A aposta em uma área praticamente virgem para a plantação de algodão, como é o caso de Espigão do Leste, é encarada com naturalidade por Alberto Schlatter, presidente do grupo e pai de Walter. “Para mim, é mais um desafio em uma nova fronteira agrícola”, diz Alberto. “Faltam pesquisas sobre algodão no Vale do Araguaia”, afirma o produtor. “Não sabemos como a planta se comporta em relação ao clima e solo.” Por isso, para acelerar o processo de desenvolvimento da cultura do algodão nessa região de Mato Grosso, o grupo começa a contar com a ajuda de uma instituição de pesquisa, a Fundação Chapadão, em Chapadão do Sul, município de Mato Grosso do Sul, distante 1,1 mil quilômetros de Espigão do Leste.

 

 

TESTES: em Mato Grosso, área será experimental nas próximas safras

A razão de Alberto procurar ajuda no Estado vizinho é simples. O Grupo Schlatter, fundado por ele em 1959 no Paraná, hoje tem sede nesse município sul-matogrossense. “Convidamos a fundação para atuar em Mato Grosso porque ela sempre me ajudou a fazer uma agricultura melhor”, diz Alberto. “Não dá para abrir mão da experiência dos pesquisadores.” A fundação e o grupo terminam em agosto a construção de uma base de pesquisa na fazenda de Espigão do Leste, que contará com laboratório e pesquisadores em tempo integral. Segundo Edson Pereira Borges, diretor-executivo da fundação, agora será possível aumentar e monitorar a área destinada ao algodão na região.

Um dos focos de pesquisa será justamente encontrar para a cultura a sua janela ideal de plantio. Mas os pesquisadores não estudarão apenas a cultura do algodão. O projeto em Mato Grosso também inclui pesquisas com soja, milho e gado. O investimento inicial foi de R$ 1 milhão, divididos entre a fazenda e a fundação. Hoje, a instituição tem 60 agricultores asso ciados. “Com a abertura de outra sede, podemos aumentar a quantidade de associados”, diz Borges. “E se forem todos da estirpe de Schlatter vai ter muita coisa boa pela frente.”

 

“Para mim, é mais um desafio em uma nova fronteira agrícola” Alberto Schlatter, presidente do grupo

 

O Grupo Schlatter opera sete fazendas.
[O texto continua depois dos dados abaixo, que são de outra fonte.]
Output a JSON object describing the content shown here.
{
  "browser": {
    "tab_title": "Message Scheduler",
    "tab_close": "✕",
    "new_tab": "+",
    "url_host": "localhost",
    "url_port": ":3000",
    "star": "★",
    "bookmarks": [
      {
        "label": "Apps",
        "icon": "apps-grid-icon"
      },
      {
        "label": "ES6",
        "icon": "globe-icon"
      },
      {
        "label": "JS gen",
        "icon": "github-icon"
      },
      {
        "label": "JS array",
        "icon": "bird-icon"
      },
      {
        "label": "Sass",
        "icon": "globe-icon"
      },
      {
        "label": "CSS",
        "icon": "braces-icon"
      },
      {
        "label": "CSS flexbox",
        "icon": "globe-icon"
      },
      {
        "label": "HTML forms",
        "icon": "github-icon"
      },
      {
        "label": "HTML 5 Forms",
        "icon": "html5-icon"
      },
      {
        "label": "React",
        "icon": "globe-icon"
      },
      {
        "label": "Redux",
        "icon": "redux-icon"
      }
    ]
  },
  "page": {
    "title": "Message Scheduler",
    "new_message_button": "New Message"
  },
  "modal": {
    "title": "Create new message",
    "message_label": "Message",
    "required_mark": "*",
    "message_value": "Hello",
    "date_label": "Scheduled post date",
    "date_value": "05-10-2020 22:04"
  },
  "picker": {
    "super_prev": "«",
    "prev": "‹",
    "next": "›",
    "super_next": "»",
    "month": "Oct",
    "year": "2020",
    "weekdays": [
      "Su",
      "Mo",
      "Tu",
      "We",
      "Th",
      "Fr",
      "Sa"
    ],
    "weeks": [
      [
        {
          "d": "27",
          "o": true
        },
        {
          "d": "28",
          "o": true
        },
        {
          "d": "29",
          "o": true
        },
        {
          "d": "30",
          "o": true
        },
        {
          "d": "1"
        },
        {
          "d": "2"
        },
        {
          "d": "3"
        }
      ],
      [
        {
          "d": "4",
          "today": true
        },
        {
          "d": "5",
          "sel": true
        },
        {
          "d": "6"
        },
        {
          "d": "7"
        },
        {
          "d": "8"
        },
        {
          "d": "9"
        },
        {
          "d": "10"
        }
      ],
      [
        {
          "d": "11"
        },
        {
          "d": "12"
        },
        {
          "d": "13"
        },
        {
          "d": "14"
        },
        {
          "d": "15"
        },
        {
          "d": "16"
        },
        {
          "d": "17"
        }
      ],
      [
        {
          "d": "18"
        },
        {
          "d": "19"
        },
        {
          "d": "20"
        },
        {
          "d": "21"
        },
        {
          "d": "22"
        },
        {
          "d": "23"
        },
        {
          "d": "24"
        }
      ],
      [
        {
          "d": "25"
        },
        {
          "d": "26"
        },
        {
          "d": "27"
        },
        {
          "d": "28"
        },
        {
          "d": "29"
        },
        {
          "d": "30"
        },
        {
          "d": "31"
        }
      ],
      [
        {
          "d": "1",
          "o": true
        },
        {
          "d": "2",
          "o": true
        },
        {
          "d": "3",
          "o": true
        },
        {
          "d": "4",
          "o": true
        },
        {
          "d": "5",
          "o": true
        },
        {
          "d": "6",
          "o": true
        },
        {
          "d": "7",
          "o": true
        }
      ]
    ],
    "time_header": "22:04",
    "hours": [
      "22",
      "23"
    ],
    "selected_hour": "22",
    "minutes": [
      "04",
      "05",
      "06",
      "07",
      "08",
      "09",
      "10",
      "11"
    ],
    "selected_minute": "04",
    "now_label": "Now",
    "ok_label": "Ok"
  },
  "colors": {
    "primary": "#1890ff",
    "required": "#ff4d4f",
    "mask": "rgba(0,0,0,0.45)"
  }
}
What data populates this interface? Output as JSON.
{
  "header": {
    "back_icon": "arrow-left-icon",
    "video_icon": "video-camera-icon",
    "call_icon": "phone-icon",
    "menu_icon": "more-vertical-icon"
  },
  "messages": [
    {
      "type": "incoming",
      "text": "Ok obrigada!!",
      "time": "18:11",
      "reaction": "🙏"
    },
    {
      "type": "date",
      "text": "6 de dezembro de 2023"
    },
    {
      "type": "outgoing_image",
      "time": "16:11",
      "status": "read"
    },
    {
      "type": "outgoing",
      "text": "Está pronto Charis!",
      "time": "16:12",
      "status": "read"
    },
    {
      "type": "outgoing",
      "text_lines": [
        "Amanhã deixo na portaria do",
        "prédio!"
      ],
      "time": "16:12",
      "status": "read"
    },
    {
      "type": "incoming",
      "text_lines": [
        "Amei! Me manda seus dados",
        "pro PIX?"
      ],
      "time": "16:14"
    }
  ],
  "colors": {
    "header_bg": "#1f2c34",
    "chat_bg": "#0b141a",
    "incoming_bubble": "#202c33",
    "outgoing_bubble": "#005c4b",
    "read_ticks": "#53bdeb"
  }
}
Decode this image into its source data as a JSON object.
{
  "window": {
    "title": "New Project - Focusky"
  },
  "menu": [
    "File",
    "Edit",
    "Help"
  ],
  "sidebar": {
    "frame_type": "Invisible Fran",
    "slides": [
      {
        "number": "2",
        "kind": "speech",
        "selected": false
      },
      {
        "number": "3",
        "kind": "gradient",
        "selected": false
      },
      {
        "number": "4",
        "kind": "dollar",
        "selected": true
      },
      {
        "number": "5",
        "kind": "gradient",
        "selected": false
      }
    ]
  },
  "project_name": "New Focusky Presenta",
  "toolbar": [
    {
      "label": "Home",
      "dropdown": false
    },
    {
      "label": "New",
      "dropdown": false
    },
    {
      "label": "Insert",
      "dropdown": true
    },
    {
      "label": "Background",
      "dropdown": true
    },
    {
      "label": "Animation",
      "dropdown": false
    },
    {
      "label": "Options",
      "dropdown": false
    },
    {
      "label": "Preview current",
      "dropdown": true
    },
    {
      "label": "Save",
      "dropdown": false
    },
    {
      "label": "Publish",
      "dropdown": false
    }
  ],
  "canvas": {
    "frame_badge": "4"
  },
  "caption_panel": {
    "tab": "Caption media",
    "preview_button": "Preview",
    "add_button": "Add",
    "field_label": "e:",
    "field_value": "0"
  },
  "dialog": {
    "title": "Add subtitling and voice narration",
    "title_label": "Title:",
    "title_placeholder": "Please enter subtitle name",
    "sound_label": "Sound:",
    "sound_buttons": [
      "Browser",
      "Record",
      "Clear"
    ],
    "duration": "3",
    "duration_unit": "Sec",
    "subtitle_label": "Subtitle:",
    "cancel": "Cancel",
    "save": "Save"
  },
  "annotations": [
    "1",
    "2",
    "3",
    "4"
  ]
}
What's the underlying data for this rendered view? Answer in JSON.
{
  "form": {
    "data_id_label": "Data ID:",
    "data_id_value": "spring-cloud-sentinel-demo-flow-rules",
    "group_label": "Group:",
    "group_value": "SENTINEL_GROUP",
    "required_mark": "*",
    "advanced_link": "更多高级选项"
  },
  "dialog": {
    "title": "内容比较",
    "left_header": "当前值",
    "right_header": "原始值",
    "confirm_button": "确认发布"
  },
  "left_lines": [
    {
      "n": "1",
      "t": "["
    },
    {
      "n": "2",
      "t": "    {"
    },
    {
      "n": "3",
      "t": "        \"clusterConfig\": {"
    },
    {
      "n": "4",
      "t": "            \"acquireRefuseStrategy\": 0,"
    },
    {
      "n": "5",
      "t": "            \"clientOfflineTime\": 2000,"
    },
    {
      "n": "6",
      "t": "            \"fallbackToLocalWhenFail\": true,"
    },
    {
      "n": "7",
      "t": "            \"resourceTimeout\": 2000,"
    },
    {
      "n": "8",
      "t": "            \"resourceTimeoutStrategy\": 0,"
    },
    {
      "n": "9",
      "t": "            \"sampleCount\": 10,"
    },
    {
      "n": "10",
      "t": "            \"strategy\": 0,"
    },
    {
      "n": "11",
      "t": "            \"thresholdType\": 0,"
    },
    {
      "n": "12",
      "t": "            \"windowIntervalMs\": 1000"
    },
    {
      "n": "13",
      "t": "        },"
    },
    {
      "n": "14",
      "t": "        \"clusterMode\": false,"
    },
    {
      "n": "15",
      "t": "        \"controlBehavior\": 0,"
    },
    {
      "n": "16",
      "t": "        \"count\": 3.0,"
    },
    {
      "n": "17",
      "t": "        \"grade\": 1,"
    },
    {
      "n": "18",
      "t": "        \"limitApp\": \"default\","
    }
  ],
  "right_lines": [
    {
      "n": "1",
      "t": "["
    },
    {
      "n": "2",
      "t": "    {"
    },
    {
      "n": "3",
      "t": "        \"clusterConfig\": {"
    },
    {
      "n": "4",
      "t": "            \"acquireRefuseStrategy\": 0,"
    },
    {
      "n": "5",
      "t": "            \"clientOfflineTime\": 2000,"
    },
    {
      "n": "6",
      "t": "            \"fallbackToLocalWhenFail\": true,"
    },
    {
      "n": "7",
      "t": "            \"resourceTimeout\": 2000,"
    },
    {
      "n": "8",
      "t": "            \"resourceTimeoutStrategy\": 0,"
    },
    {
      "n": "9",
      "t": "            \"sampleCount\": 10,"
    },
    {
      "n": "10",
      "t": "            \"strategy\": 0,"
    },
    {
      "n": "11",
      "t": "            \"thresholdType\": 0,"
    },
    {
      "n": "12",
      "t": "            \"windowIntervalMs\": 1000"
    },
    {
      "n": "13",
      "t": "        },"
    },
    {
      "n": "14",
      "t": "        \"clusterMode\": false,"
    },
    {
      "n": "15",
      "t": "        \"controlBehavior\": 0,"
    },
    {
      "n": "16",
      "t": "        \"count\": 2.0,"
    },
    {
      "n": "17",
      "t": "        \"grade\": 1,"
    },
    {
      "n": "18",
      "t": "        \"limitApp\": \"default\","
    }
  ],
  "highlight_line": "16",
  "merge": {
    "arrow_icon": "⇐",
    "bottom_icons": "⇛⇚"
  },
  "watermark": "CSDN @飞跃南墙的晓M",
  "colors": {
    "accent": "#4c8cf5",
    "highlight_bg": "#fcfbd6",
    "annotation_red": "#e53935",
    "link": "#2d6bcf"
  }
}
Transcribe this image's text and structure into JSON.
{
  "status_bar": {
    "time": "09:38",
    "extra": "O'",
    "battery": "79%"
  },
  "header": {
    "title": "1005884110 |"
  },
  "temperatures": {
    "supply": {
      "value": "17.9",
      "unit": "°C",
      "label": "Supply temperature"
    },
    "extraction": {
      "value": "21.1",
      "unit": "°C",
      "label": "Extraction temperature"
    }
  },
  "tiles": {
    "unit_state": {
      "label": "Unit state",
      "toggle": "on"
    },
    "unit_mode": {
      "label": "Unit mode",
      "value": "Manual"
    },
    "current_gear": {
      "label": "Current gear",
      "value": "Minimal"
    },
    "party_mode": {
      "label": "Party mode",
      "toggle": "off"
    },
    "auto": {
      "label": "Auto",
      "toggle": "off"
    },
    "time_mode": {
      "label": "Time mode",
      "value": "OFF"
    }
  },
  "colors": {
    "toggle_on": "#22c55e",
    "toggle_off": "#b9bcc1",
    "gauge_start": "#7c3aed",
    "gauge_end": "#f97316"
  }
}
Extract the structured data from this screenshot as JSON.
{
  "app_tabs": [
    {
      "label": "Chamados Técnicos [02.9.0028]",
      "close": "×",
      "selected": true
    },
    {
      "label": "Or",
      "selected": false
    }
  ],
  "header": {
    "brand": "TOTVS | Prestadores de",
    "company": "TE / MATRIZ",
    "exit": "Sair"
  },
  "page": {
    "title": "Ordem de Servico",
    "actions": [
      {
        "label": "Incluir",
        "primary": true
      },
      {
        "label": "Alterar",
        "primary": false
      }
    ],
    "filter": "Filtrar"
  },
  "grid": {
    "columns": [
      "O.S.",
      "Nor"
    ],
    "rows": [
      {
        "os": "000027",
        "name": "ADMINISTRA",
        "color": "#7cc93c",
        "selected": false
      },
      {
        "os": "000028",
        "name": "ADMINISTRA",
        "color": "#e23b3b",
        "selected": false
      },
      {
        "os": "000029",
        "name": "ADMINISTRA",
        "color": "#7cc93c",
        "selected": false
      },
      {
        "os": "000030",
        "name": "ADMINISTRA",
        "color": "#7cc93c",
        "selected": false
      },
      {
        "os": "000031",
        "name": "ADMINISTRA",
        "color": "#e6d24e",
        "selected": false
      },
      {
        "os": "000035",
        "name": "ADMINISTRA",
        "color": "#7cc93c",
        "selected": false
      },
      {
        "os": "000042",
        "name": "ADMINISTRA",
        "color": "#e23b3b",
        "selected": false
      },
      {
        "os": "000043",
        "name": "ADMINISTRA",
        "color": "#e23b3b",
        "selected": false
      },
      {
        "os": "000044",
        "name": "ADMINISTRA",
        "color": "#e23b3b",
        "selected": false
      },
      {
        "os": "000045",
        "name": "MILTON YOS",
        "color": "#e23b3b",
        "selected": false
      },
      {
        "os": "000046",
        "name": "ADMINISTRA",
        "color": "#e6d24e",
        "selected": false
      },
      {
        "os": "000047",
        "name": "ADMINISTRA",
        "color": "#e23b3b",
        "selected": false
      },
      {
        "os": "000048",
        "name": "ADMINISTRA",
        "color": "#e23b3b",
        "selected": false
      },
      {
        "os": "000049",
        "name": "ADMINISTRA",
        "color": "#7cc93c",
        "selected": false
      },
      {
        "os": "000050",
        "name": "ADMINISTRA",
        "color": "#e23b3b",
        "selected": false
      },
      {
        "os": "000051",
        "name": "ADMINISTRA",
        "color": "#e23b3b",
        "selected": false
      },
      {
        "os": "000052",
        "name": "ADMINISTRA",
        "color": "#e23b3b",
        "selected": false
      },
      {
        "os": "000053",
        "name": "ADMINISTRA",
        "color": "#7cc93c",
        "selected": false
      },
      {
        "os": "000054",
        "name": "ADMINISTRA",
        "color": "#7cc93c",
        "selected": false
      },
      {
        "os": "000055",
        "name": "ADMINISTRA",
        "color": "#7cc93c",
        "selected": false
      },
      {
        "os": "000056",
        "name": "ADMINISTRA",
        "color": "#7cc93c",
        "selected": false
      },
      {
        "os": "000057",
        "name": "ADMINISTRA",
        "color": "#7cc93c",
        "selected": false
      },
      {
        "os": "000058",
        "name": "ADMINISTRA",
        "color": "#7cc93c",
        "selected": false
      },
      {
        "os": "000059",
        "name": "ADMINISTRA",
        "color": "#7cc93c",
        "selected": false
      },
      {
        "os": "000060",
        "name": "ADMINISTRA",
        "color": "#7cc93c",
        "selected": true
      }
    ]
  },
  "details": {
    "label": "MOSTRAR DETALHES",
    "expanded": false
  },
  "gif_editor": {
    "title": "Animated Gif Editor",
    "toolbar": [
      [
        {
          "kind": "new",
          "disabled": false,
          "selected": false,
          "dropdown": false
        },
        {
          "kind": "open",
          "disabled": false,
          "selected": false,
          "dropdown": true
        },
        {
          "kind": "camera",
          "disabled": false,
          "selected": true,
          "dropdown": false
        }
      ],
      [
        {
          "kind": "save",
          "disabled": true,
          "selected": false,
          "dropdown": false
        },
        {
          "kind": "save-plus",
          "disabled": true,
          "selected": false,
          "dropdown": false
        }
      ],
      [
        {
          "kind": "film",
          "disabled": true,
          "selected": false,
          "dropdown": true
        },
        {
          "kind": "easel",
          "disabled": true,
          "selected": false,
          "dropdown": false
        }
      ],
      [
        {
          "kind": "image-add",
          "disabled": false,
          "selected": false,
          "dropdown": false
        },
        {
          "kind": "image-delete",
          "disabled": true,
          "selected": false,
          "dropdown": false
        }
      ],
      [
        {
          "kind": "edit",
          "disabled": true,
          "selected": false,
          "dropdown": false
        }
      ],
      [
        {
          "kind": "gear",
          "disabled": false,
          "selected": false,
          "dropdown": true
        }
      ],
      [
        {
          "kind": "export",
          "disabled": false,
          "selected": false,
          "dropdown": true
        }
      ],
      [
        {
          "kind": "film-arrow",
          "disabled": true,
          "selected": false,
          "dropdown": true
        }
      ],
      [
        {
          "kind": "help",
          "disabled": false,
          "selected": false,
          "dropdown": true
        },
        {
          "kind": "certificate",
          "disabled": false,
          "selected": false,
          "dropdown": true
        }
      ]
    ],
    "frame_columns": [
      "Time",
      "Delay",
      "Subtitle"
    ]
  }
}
Além de Mato Grosso e Mato Grosso do Sul, há áreas em Goiás e no Paraná, de onde o grupo se origina. A produção total de soja, milho e algodão soma 47,8 mil hectares por ano, em duas safras. Além da agricultura, em mais 6,5 mil hectares de pastos são engordados para o abate 13 mil reses da raça nelore. As atividades no campo têm rendido ao grupo R$ 100 milhões, em média, a cada ano. “Se tem uma coisa que não queremos é parar”, afirma Alberto. “A meta é aumentar o faturamento do grupo em 20% ao ano.”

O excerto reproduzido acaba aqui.